Colt gave him a glance across the cab. “Wouldn’t have mattered. Zuri’d be safe. I should’ve been there. Should’ve stuck to her like glue.”
“You’re the law. It was your duty to alert the feds. When Satterly moved out of his hotel room, the deputies scrambled me. Had to call you, boss. It’s what you’ve been waitin’ for.”
Colt narrowed his gaze on the car approaching at a fast clip. The glint was Satterly’s sedan. He reached into the dash and flipped the switch to set the blue lights strobing. The other trucks followed suit.
The sedan slowed. Colt bent his head and stared through his rifle sight. It was Satterly behind the wheel all right. Beside him sat Zuri, her hand hanging from a set of cuffs. His gut tightened. She looked scared.

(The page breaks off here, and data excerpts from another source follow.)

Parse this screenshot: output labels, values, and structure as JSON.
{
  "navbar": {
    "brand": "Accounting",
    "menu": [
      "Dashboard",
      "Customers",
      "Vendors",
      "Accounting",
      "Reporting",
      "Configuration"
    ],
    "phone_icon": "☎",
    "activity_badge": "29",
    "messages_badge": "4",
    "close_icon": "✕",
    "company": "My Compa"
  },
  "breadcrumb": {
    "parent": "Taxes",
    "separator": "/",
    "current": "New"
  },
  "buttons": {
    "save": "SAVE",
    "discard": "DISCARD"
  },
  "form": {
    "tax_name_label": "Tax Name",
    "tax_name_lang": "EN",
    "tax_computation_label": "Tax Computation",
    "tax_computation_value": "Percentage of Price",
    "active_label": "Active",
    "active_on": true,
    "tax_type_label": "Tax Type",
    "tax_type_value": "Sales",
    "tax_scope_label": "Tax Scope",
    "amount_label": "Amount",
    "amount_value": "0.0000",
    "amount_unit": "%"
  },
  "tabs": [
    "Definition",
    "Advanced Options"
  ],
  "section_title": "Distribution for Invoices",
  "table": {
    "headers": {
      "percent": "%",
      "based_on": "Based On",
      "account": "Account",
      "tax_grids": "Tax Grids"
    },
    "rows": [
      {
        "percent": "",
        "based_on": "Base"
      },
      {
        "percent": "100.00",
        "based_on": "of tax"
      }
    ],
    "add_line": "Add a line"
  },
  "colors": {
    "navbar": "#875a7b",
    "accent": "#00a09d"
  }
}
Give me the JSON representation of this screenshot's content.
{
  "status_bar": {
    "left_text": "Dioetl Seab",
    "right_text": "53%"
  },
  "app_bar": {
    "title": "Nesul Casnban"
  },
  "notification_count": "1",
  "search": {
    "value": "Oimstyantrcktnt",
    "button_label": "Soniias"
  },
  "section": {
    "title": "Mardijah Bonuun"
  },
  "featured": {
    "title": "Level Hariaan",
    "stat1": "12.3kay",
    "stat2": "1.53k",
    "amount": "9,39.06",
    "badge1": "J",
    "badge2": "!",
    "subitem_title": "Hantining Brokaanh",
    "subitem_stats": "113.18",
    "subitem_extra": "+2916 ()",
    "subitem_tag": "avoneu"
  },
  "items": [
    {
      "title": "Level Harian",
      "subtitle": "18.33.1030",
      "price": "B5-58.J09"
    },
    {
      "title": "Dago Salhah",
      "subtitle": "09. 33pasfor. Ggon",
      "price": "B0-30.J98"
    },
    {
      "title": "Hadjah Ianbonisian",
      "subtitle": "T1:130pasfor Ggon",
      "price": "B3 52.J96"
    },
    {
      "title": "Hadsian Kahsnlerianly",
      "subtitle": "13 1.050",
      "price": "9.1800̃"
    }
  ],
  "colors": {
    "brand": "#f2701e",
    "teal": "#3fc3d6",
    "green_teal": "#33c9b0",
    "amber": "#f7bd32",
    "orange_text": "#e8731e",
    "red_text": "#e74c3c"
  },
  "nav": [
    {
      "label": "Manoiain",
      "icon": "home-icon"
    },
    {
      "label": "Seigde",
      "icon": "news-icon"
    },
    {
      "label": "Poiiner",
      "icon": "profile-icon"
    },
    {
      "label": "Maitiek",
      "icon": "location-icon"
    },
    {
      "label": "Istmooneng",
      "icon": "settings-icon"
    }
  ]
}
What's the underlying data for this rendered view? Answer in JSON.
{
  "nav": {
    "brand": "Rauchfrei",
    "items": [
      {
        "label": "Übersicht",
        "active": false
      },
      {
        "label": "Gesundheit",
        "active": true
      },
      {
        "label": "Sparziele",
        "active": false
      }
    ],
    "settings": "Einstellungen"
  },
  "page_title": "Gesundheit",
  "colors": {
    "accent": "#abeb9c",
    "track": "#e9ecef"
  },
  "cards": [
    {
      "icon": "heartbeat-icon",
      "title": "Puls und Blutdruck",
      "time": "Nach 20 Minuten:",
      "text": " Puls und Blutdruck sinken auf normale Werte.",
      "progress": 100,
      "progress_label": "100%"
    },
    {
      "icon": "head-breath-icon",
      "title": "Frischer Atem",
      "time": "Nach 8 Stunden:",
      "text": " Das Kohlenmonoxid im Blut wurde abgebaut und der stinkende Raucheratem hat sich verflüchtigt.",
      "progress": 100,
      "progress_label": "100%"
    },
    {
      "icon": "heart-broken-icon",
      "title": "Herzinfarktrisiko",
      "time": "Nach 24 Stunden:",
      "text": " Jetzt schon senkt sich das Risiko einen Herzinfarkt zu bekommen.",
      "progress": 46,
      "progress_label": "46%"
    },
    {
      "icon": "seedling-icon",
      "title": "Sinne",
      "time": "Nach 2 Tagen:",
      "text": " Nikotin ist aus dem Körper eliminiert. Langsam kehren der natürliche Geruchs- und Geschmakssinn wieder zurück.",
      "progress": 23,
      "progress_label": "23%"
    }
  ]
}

The car weaved then swerved, running off the road as the wheels turned and Satterly began to make a U-turn but discovered his way was blocked by another set of vehicles coming from the direction of the ranch.
Gabe slowed and flashed his headlights. Behind him were three more trucks, all from the ranch, ranch hands crammed in the cabs and tail beds, all armed.
“Hope they know not to let off a shot while she’s inside,” Colt growled.
“Your brother Tommy might think he’s so good with that rifle of his that he could take him out where he sits.”
“I’d have his ass if he tried.”
Satterly’s car halted, half in the ditch, then lurched back onto the road and headed slowly toward Colt and his deputies’ cars.
“Come on, buddy, do the smart thing.”
The car kept coming, the engine building. No sign from the driver he was going to stop.
Colt shook his head, pulled his rifle from the window and slammed his door closed. With his rifle held against his thigh, he strode down the center of the highway toward the car.